Si nos fijamos en la evolución que se ha producido en el interior del Instituto, por ejemplo, la carta es interesante, sobre todo, porque muestra con cierta claridad hasta qué punto los Hermanos, o al menos algunos de sus responsables, habían asimilado los valores fundamentales de la Sociedad. Cuentan los biógrafos que De La Salle se sintió muy sorprendido al recibir la misiva, hasta el punto de llegar a dudar de su autenticidad: "Si no hubiera reconocido la escritura de los Hermanos que la habían firmado, habría podido sospechar de ella"[8]. No se lo podía creer, quizás porque no creía a sus humildes Hermanos capaces de dar órdenes tajantes a un sacerdote, que además era su superior. También le sorprenderían lo suyo  -gratamente, por supuesto-  las muestras de cercanía y cariño de que le hacían objeto sus Hermanos, y las alabanzas de su gestión que la carta portaba. El hecho mismo de que le llegase el mensaje, de que sus Hermanos, que él pensaba alejados de su persona y más bien hostiles, contrarios a su gestión, se acordasen de él, lo reclamasen para que volviera a París, en las circunstancias concretas en que su pseudofuga se había producido, no podía de ninguna manera dejar indiferente al Fundador, por muy frío que fuese desde el punto de vista afectivo[9].

Porque la carta es un auténtico reconocimiento por parte de los Hermanos de la importancia que la presencia de Juan Bautista al frente del Instituto tenía para el buen funcionamiento del mismo. Los autoproclamados “principales Hermanos de las Escuelas Cristianas”[10] vuelven a asociar, en un único movimiento, “la mayor gloria de Dios, el mayor bien de la Iglesia y de nuestra Sociedad”, de manera similar a como lo hacían en la profesión de 1694. Como la misma carta indica, los Hermanos están convencidos de que la obra del Fundador, es decir, el Instituto, es “la obra santa de Dios” y, en la línea de las reglas personales del Fundador, consideran que “plugo al Señor servirse de usted [Juan Bautista] para fundarla y guiarla desde hace tanto tiempo”. Los Hermanos, por tanto, están ya muy convencidos de que trabajan directamente en la obra de Dios.
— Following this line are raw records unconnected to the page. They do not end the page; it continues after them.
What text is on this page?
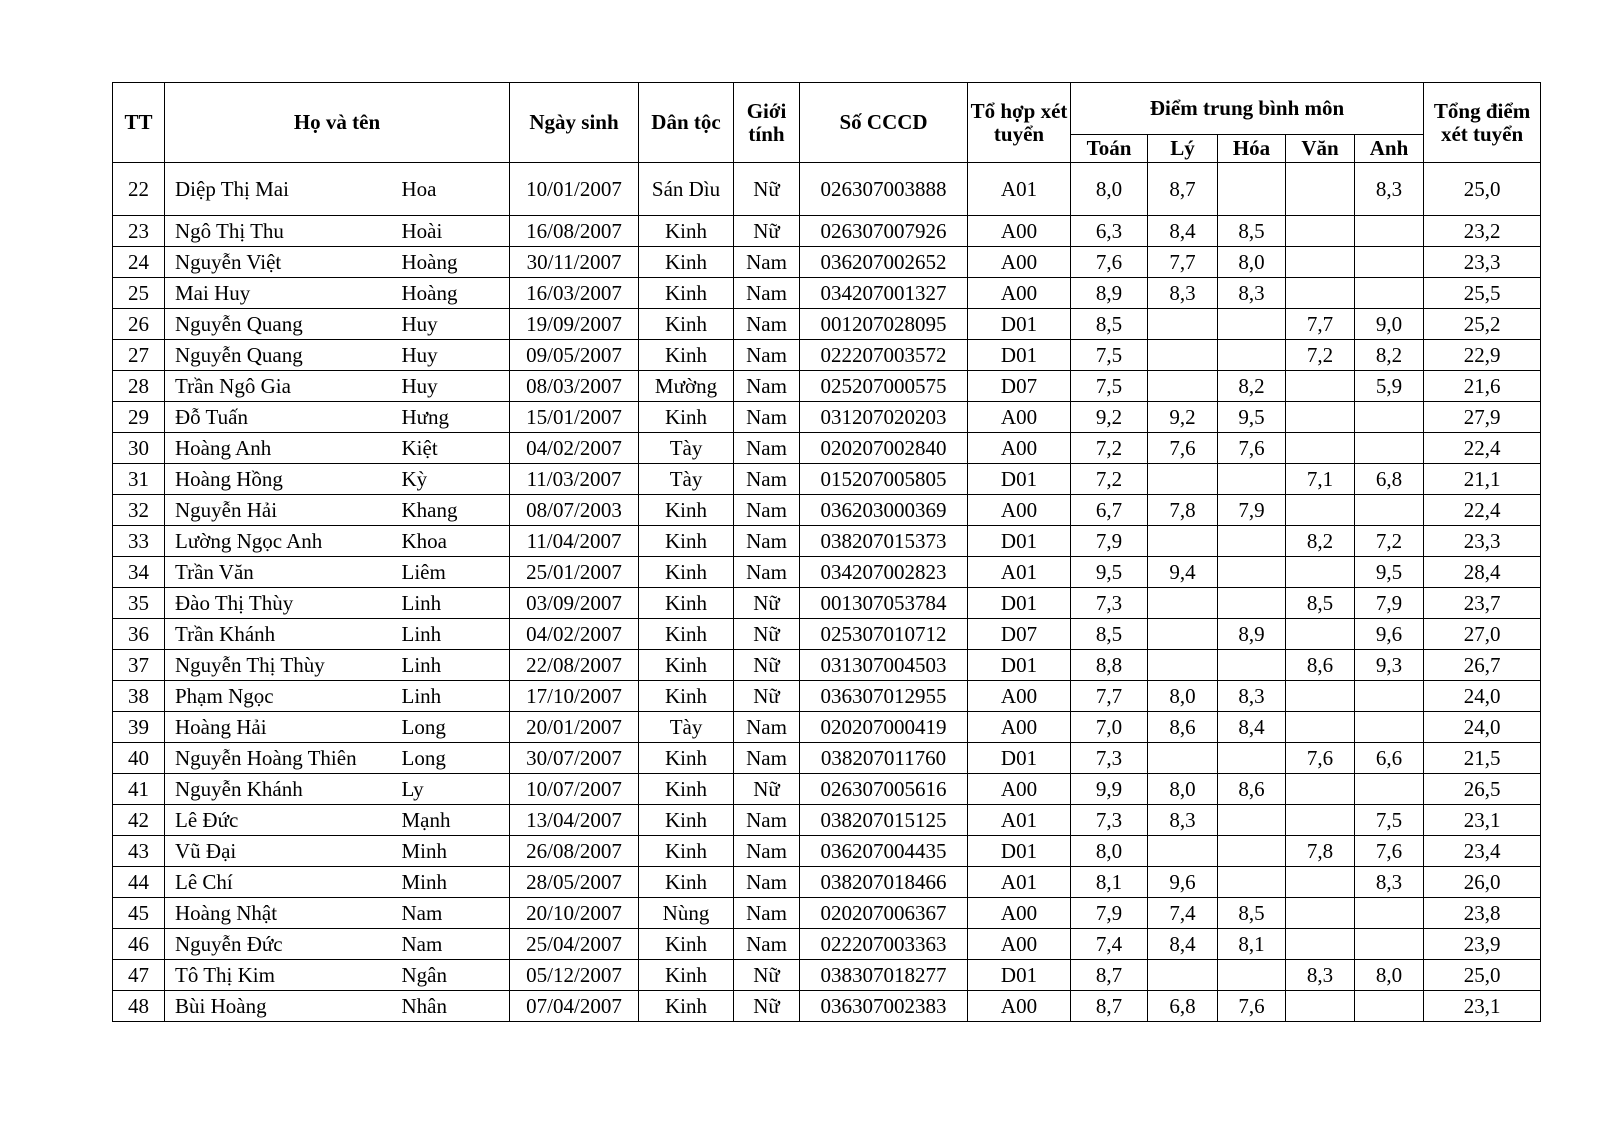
TT	Họ và tên		Ngày sinh	Dân tộc	Giới tính	Số CCCD	Tổ hợp xét tuyển	Điểm trung bình môn					Tổng điểm xét tuyển
								Toán	Lý	Hóa	Văn	Anh	
22	Diệp Thị Mai	Hoa	10/01/2007	Sán Dìu	Nữ	026307003888	A01	8,0	8,7			8,3	25,0
23	Ngô Thị Thu	Hoài	16/08/2007	Kinh	Nữ	026307007926	A00	6,3	8,4	8,5			23,2
24	Nguyễn Việt	Hoàng	30/11/2007	Kinh	Nam	036207002652	A00	7,6	7,7	8,0			23,3
25	Mai Huy	Hoàng	16/03/2007	Kinh	Nam	034207001327	A00	8,9	8,3	8,3			25,5
26	Nguyễn Quang	Huy	19/09/2007	Kinh	Nam	001207028095	D01	8,5			7,7	9,0	25,2
27	Nguyễn Quang	Huy	09/05/2007	Kinh	Nam	022207003572	D01	7,5			7,2	8,2	22,9
28	Trần Ngô Gia	Huy	08/03/2007	Mường	Nam	025207000575	D07	7,5		8,2		5,9	21,6
29	Đỗ Tuấn	Hưng	15/01/2007	Kinh	Nam	031207020203	A00	9,2	9,2	9,5			27,9
30	Hoàng Anh	Kiệt	04/02/2007	Tày	Nam	020207002840	A00	7,2	7,6	7,6			22,4
31	Hoàng Hồng	Kỳ	11/03/2007	Tày	Nam	015207005805	D01	7,2			7,1	6,8	21,1
32	Nguyễn Hải	Khang	08/07/2003	Kinh	Nam	036203000369	A00	6,7	7,8	7,9			22,4
33	Lường Ngọc Anh	Khoa	11/04/2007	Kinh	Nam	038207015373	D01	7,9			8,2	7,2	23,3
34	Trần Văn	Liêm	25/01/2007	Kinh	Nam	034207002823	A01	9,5	9,4			9,5	28,4
35	Đào Thị Thùy	Linh	03/09/2007	Kinh	Nữ	001307053784	D01	7,3			8,5	7,9	23,7
36	Trần Khánh	Linh	04/02/2007	Kinh	Nữ	025307010712	D07	8,5		8,9		9,6	27,0
37	Nguyễn Thị Thùy	Linh	22/08/2007	Kinh	Nữ	031307004503	D01	8,8			8,6	9,3	26,7
38	Phạm Ngọc	Linh	17/10/2007	Kinh	Nữ	036307012955	A00	7,7	8,0	8,3			24,0
39	Hoàng Hải	Long	20/01/2007	Tày	Nam	020207000419	A00	7,0	8,6	8,4			24,0
40	Nguyễn Hoàng Thiên	Long	30/07/2007	Kinh	Nam	038207011760	D01	7,3			7,6	6,6	21,5
41	Nguyễn Khánh	Ly	10/07/2007	Kinh	Nữ	026307005616	A00	9,9	8,0	8,6			26,5
42	Lê Đức	Mạnh	13/04/2007	Kinh	Nam	038207015125	A01	7,3	8,3			7,5	23,1
43	Vũ Đại	Minh	26/08/2007	Kinh	Nam	036207004435	D01	8,0			7,8	7,6	23,4
44	Lê Chí	Minh	28/05/2007	Kinh	Nam	038207018466	A01	8,1	9,6			8,3	26,0
45	Hoàng Nhật	Nam	20/10/2007	Nùng	Nam	020207006367	A00	7,9	7,4	8,5			23,8
46	Nguyễn Đức	Nam	25/04/2007	Kinh	Nam	022207003363	A00	7,4	8,4	8,1			23,9
47	Tô Thị Kim	Ngân	05/12/2007	Kinh	Nữ	038307018277	D01	8,7			8,3	8,0	25,0
48	Bùi Hoàng	Nhân	07/04/2007	Kinh	Nữ	036307002383	A00	8,7	6,8	7,6			23,1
Es más, despliegan a la vista del Fundador el mecanismo por el que Dios implanta su obra entre los hombres: eligiendo y llamando al que hoy es su Superior desaparecido de escena, para que se encargue de poner en marcha y conducir esa obra divina. El señor De La Salle, en consecuencia, es el instrumento concreto del que “Dios se sirve”, mediante el que Dios actúa en el mundo, y las escuelas son su obra concreta.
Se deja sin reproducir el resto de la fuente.